Using Latent Class Analysis to Identify Sophistication Categories of Electronic Medical Record Systems in U.S. Acute Care Hospitals
In: Social science computer review: SSCORE, Band 31, Heft 2, S. 208-220
ISSN: 1552-8286
Many believe that electronic medical record (EMR) systems hold promise for improving the quality of health care services. The body of research on this topic is still in the early stages, however, in part because of the challenge of measuring the capabilities of EMR systems. The purpose of this study was to identify classes of EMR system sophistication in hospitals as well as hospital characteristics associated with the sophistication categories.
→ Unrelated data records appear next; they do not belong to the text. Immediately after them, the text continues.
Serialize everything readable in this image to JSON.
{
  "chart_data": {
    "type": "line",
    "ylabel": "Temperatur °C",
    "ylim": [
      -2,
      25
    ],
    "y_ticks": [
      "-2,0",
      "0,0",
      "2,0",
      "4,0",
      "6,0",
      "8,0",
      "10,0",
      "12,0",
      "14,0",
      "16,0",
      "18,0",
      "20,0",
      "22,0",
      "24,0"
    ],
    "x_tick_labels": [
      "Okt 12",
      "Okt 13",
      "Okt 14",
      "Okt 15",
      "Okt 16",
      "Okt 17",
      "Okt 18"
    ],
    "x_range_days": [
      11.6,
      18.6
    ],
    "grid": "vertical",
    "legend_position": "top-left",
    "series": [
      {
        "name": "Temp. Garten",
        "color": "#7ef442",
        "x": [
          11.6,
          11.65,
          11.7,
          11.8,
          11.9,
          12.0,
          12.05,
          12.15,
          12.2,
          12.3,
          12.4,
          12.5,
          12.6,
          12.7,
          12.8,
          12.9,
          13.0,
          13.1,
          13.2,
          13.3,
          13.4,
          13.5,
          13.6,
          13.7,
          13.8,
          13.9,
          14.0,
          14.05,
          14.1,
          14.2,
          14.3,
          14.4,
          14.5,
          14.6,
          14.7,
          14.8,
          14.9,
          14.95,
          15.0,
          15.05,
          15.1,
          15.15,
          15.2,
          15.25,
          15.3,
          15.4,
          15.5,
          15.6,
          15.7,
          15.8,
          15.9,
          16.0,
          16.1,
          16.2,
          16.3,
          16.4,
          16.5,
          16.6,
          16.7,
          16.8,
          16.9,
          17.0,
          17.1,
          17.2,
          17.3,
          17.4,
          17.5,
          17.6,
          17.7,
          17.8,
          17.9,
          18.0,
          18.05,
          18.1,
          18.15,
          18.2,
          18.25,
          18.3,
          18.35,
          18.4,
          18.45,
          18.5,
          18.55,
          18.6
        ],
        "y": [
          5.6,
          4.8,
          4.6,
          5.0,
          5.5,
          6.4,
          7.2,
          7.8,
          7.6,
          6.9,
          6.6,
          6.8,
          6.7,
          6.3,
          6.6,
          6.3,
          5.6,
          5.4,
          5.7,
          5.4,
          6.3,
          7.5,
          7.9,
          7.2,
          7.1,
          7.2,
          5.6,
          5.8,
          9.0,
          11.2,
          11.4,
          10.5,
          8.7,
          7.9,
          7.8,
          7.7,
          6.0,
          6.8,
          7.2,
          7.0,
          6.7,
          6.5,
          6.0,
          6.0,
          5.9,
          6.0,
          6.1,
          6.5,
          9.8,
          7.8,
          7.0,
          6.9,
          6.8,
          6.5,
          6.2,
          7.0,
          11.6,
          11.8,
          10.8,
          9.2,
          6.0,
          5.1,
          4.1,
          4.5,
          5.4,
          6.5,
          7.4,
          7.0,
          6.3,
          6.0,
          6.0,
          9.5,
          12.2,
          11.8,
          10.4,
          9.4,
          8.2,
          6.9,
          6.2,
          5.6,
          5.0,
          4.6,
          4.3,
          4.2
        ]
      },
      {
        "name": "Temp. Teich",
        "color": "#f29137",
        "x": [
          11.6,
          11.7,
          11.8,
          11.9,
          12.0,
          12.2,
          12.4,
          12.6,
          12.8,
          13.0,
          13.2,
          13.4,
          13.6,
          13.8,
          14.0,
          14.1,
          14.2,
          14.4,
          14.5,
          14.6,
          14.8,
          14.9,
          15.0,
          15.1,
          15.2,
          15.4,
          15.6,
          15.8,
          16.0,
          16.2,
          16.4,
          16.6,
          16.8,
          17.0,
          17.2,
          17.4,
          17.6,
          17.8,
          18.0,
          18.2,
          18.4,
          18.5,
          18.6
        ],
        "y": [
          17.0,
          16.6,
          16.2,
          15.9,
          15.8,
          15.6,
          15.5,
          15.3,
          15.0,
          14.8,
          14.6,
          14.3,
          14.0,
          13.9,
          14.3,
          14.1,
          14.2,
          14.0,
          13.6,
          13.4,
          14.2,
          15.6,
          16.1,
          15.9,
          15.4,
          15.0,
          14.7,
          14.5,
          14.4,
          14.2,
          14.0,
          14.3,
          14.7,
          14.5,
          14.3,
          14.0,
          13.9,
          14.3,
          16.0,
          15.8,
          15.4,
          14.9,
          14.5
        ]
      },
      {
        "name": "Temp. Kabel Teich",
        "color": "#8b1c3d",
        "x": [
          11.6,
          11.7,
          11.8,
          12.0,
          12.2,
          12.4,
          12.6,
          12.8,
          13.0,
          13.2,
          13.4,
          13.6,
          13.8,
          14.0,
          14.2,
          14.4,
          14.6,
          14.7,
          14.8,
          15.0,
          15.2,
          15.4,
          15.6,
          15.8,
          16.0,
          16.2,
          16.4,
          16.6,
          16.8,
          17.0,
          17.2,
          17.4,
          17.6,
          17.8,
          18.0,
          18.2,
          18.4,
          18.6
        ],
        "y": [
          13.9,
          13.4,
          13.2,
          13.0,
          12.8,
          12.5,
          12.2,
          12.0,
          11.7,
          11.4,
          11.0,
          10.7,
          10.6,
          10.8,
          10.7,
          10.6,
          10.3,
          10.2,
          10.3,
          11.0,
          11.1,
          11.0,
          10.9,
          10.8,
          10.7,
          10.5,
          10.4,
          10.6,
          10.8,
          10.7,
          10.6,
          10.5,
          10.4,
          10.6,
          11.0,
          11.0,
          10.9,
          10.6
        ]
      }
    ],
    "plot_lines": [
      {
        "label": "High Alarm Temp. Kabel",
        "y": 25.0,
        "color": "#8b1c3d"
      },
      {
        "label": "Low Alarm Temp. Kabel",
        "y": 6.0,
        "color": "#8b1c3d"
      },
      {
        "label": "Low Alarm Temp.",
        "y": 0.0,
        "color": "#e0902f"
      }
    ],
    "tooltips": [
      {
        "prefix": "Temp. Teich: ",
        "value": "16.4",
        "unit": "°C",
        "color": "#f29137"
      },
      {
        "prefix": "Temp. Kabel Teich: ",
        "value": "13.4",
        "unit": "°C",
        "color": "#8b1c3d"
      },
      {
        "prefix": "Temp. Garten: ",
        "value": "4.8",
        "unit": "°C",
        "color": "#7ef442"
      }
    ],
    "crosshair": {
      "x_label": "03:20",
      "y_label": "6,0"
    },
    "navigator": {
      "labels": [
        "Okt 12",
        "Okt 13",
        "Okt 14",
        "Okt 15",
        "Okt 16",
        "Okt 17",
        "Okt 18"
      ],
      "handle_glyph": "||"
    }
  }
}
The data used were from the American Hospital Association (AHA) and the Health Information Management and Systems Society (HIMSS). The sample included acute care hospitals in the United States with 50 beds or more. We used latent class analysis to identify the sophistication classes and logistic regression to identify the relationships between these classes and hospital characteristics. Our study identifies cumulative categories of EMR sophistication: ancillary-based, ancillary/data aggregation, and ancillary-to-bedside. Rural hospital EMRs are likely to be ancillary based, while hospitals in a network are likely to have either ancillary-based or ancillary-to-bedside EMRs. Future research should explore the effect of network membership on EMR system development.